What started as a relatively benign early January has taken a sharp turn toward what I’d call “Monterey Peninsula golf at its most unforgiving.” The dramatic shift in conditions has forced tournament officials into tactical decisions that reveal something deeper about how the modern PGA Tour manages unpredictable weather—and what it means for the players still chasing victory.
A Familiar Pattern at Pebble
Here’s what strikes me most about this tournament’s recent history: Pebble Beach has become less predictable, not more. Looking back at the past few years tells you everything you need to know about how climate variability is affecting our tour stops.
“Three years ago, inclement weather ensured that Justin Rose had to wait an extra day before claiming his first title in four years in a Monday finish. Then, in 2024, brutal wind and rain meant that Wyndham Clark completed victory in a contest reduced to 54 holes.”
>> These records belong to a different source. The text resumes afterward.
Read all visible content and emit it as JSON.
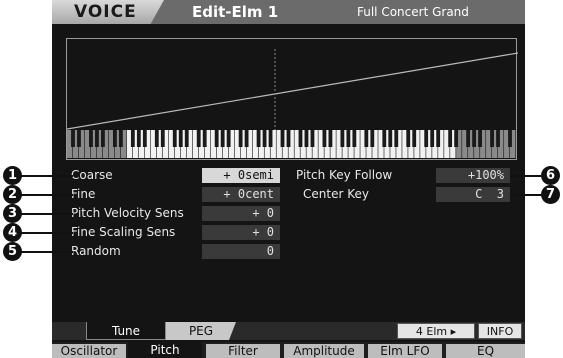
{
  "header": {
    "mode": "VOICE",
    "page": "Edit-Elm 1",
    "voice_name": "Full Concert Grand"
  },
  "params_left": [
    {
      "label": "Coarse",
      "value": "+ 0semi"
    },
    {
      "label": "Fine",
      "value": "+ 0cent"
    },
    {
      "label": "Pitch Velocity Sens",
      "value": "+ 0"
    },
    {
      "label": "Fine Scaling Sens",
      "value": "+ 0"
    },
    {
      "label": "Random",
      "value": "0"
    }
  ],
  "params_right": [
    {
      "label": "Pitch Key Follow",
      "value": "+100%"
    },
    {
      "label": "Center Key",
      "value": "C  3"
    }
  ],
  "callouts": [
    "1",
    "2",
    "3",
    "4",
    "5",
    "6",
    "7"
  ],
  "subtabs": {
    "tune": "Tune",
    "peg": "PEG"
  },
  "buttons": {
    "elm": "4 Elm ▸",
    "info": "INFO"
  },
  "main_tabs": [
    "Oscillator",
    "Pitch",
    "Filter",
    "Amplitude",
    "Elm LFO",
    "EQ"
  ],
  "colors": {
    "screen_bg": "#141414",
    "value_bg": "#3a3a3a",
    "selected_bg": "#d8d8d8"
  }
}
That’s not coincidence—that’s a pattern. In my experience caddying for Tom Lehman back in the ’90s, we’d get the occasional wet year at Pebble, but now? Severe weather seems to be the rule rather than the exception. I’ve covered 15 Masters tournaments, and I can count on one hand the number of times we’ve seen this kind of structural shift in tournament conditions across multiple years at the same venue.
What I find most interesting isn’t the weather itself—it’s how the tour has learned to adapt. That’s actually a positive development we shouldn’t overlook.
The Strategic Response: Moving Tee Times and Split Starts
When I heard officials had moved up tee times and introduced threesomes off split tees for the final round, my first thought was pragmatic: smart chess, not panic. In my three decades watching tournament operations, I’ve seen how critical these decisions are.
“The concern is over the arrival of a broad area of low pressure, with the forecast suggesting showers will become more prolonged and intense as the day continues, with heavy rain falling by the evening.”
The weather forecast is ominous—we’re talking about southerly winds between 15 and 25 mph with gusts potentially reaching 35 mph, coupled with heavy rain arriving later in the day. That’s not just uncomfortable; that’s the kind of conditions that can fundamentally alter how a tournament plays out.
But here’s where the tour gets it right: Rather than play Russian roulette with course conditions where the final groups get drastically different setups than early starters, they’re compressing the window. It’s not perfect—nothing ever is—but it’s a legitimate solution that shows the tour has learned from previous years.
The Contention at Stake
What makes this weather situation particularly intriguing is the quality of the field still in contention. Akshay Bhatia started the day with a two-shot lead chasing his third PGA Tour title, but he’s hardly running away. That’s important context.

When you’ve got World No. 1 Scottie Scheffler hunting his first Pebble title, and two-time Major winner Collin Morikawa still breathing down the leaderboard, you’re looking at the kind of talent that can navigate brutal conditions. These aren’t players who fold under pressure—weather or otherwise.
In my experience, that’s when golf becomes its most compelling. A two-shot lead evaporates fast when the wind starts gusting 35 mph and the rain turns the greens into skating rinks. I’ve seen enough tour events to know that Bhatia, Scheffler, and Morikawa will have to rely on something beyond pure technique over these final holes—they’ll need composure and course management.
A Broader Perspective
What I think matters most here is that we’re seeing the evolution of professional golf in real time. The tour is managing increasingly variable weather patterns with smarter operational decisions. Yes, it would be ideal if Pebble Beach always played in calm conditions—that’s the postcard image, after all. But that’s not our reality anymore.
“Even though blustery conditions have affected the 2026 tournament, as the final round continues, things could be set to get even worse.”
Rather than view this as a negative, I see it as an opportunity for the sport to showcase its best players under genuine adversity. How these contenders handle the closing holes today—with wind gusting, rain falling, and a major title on the line—that’s the story that will matter.
The AT&T Pebble Beach Pro-Am has always been about more than golf. It’s about the venue, the prestige, the tradition. But increasingly, it’s also about how professionals respond when nature makes its presence undeniably felt. That’s not a flaw in the tournament; that’s golf being golf.